A sumptuous and savory delight, these Eggplant Rolls offer a creamy, nutty filling and a tangy tomato sauce that perfectly complements the grilled eggplant. This dish is not just vegan-friendly, but also packed full of flavor and wholesome ingredients.
This recipe is Budget, Vegan, Dairy-Free, and Quick, with main ingredients being Eggplant and Vegan Cream Cheese.
Enjoy this as a main course or an appetizer, either way, the flavorful filling and rich sauce will have you coming back for more.
Eggplant Rolls Recipe
To truly savor these Eggplant Rolls, we recommend serving them warm, garnished with a drizzle of the tomato sauce and a sprinkle of fresh cilantro.
Filling
In a bowl, combine vegan cream cheese, minced garlic, minced walnuts, chopped cilantro, salt, and pepper. Mix well.
Eggplant
Grill the sliced eggplants on a pan with some olive oil until they’re tender.
Assembling the Rolls
Spread the cream cheese filling on each slice of grilled eggplant. Roll them up tightly.
Tomato Sauce
Sauté the diced onion and minced garlic, then add crushed tomatoes or puree and vegan cream cheese. Blend the mixture and season it with salt, pepper, and dry oregano.
Final Steps
Serve the eggplant rolls warm with a generous serving of tomato sauce.
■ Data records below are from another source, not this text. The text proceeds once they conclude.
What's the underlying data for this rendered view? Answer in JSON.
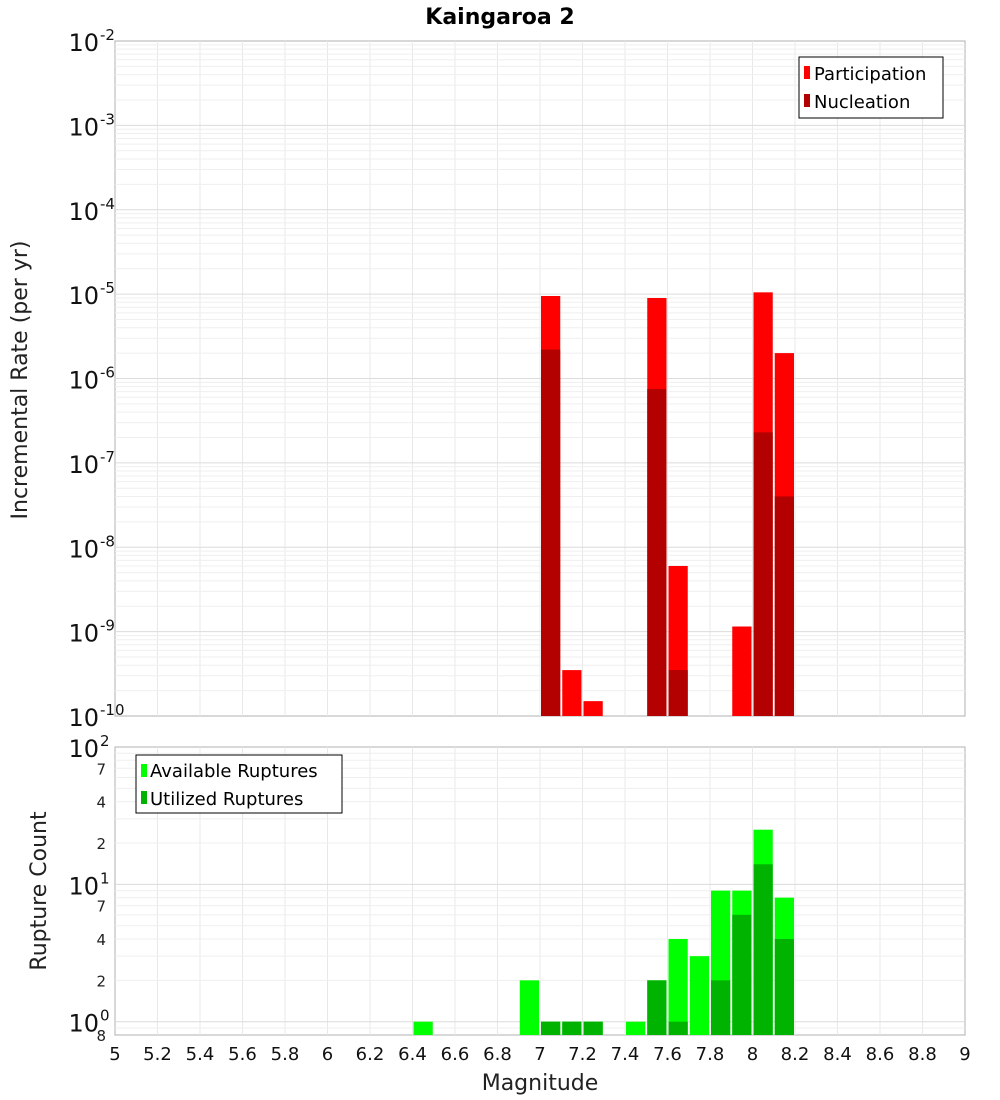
{
  "chart_data": [
    {
      "type": "bar",
      "title": "Kaingaroa 2",
      "xlabel": "",
      "ylabel": "Incremental Rate (per yr)",
      "yscale": "log",
      "ylim": [
        1e-10,
        0.01
      ],
      "xlim": [
        5,
        9
      ],
      "bin_width": 0.1,
      "grid": true,
      "legend_position": "top-right",
      "y_tick_labels": [
        {
          "base": "10",
          "exp": "-10",
          "value": 1e-10
        },
        {
          "base": "10",
          "exp": "-9",
          "value": 1e-09
        },
        {
          "base": "10",
          "exp": "-8",
          "value": 1e-08
        },
        {
          "base": "10",
          "exp": "-7",
          "value": 1e-07
        },
        {
          "base": "10",
          "exp": "-6",
          "value": 1e-06
        },
        {
          "base": "10",
          "exp": "-5",
          "value": 1e-05
        },
        {
          "base": "10",
          "exp": "-4",
          "value": 0.0001
        },
        {
          "base": "10",
          "exp": "-3",
          "value": 0.001
        },
        {
          "base": "10",
          "exp": "-2",
          "value": 0.01
        }
      ],
      "series": [
        {
          "name": "Participation",
          "color": "#ff0000",
          "x": [
            7.05,
            7.15,
            7.25,
            7.55,
            7.65,
            7.95,
            8.05,
            8.15
          ],
          "values": [
            9.5e-06,
            3.5e-10,
            1.5e-10,
            9e-06,
            6e-09,
            1.15e-09,
            1.05e-05,
            2e-06
          ]
        },
        {
          "name": "Nucleation",
          "color": "#b30000",
          "x": [
            7.05,
            7.55,
            7.65,
            8.05,
            8.15
          ],
          "values": [
            2.2e-06,
            7.5e-07,
            3.5e-10,
            2.3e-07,
            4e-08
          ]
        }
      ]
    },
    {
      "type": "bar",
      "title": "",
      "xlabel": "Magnitude",
      "ylabel": "Rupture Count",
      "yscale": "log",
      "ylim": [
        0.8,
        100
      ],
      "xlim": [
        5,
        9
      ],
      "bin_width": 0.1,
      "grid": true,
      "legend_position": "top-left",
      "x_tick_labels": [
        "5",
        "5.2",
        "5.4",
        "5.6",
        "5.8",
        "6",
        "6.2",
        "6.4",
        "6.6",
        "6.8",
        "7",
        "7.2",
        "7.4",
        "7.6",
        "7.8",
        "8",
        "8.2",
        "8.4",
        "8.6",
        "8.8",
        "9"
      ],
      "y_tick_labels": [
        {
          "base": "10",
          "exp": "0",
          "value": 1
        },
        {
          "base": "10",
          "exp": "1",
          "value": 10
        },
        {
          "base": "10",
          "exp": "2",
          "value": 100
        }
      ],
      "y_minor_labels": [
        {
          "label": "8",
          "value": 0.8
        },
        {
          "label": "2",
          "value": 2
        },
        {
          "label": "4",
          "value": 4
        },
        {
          "label": "7",
          "value": 7
        },
        {
          "label": "2",
          "value": 20
        },
        {
          "label": "4",
          "value": 40
        },
        {
          "label": "7",
          "value": 70
        }
      ],
      "series": [
        {
          "name": "Available Ruptures",
          "color": "#00ff00",
          "x": [
            6.45,
            6.95,
            7.05,
            7.15,
            7.25,
            7.45,
            7.55,
            7.65,
            7.75,
            7.85,
            7.95,
            8.05,
            8.15
          ],
          "values": [
            1,
            2,
            1,
            1,
            1,
            1,
            2,
            4,
            3,
            9,
            9,
            25,
            8
          ]
        },
        {
          "name": "Utilized Ruptures",
          "color": "#00b300",
          "x": [
            7.05,
            7.15,
            7.25,
            7.55,
            7.65,
            7.85,
            7.95,
            8.05,
            8.15
          ],
          "values": [
            1,
            1,
            1,
            2,
            1,
            2,
            6,
            14,
            4
          ]
        }
      ]
    }
  ]
}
Eggplant Rolls with Creamy Walnut Filling and Tomato Sauce
Equipment
- Mixing bowls
- Frying pan
- Spatula
- Blender
Ingredients
- 2 eggplants sliced
- 1 cup vegan cream cheese
- 2 garlic cloves minced
- 1/2 cup walnuts minced
- Handful cilantro chopped
- Salt & pepper to taste
- For the Tomato Sauce:
- 1 onion diced
- 2 garlic cloves minced
- 1 cup crushed tomatoes or puree
- 1 tbsp vegan cream cheese
- Salt & pepper to taste
- 1 tsp dry oregano
Instructions
- Prepare the Filling: In a bowl, combine 1 cup vegan cream cheese, 2 minced garlic cloves, 1/2 cup minced walnuts, a handful of chopped cilantro, and season with salt & pepper. Mix well.
- Grill the Eggplant: On a pan with some olive oil, grill the slices of 2 eggplants until tender and slightly browned.
- Assemble the Rolls: Lay each grilled eggplant slice flat and spread a generous amount of the creamy filling. Roll them up tightly.
- Make the Tomato Sauce: In a separate pan, sauté 1 diced onion and 2 minced garlic cloves. Add 1 cup of crushed tomatoes or puree, and 1 tbsp of vegan cream cheese. Blend the sauce and season with salt, pepper, and 1 tsp of dry oregano.
- Serve: Place the eggplant rolls on a serving dish and pour the tomato sauce over them. Enjoy!
Notes
If walnuts are not to your liking, you can substitute them with pecans or almonds.
Fresh basil or parsley can also be used in place of cilantro for a different flavor profile.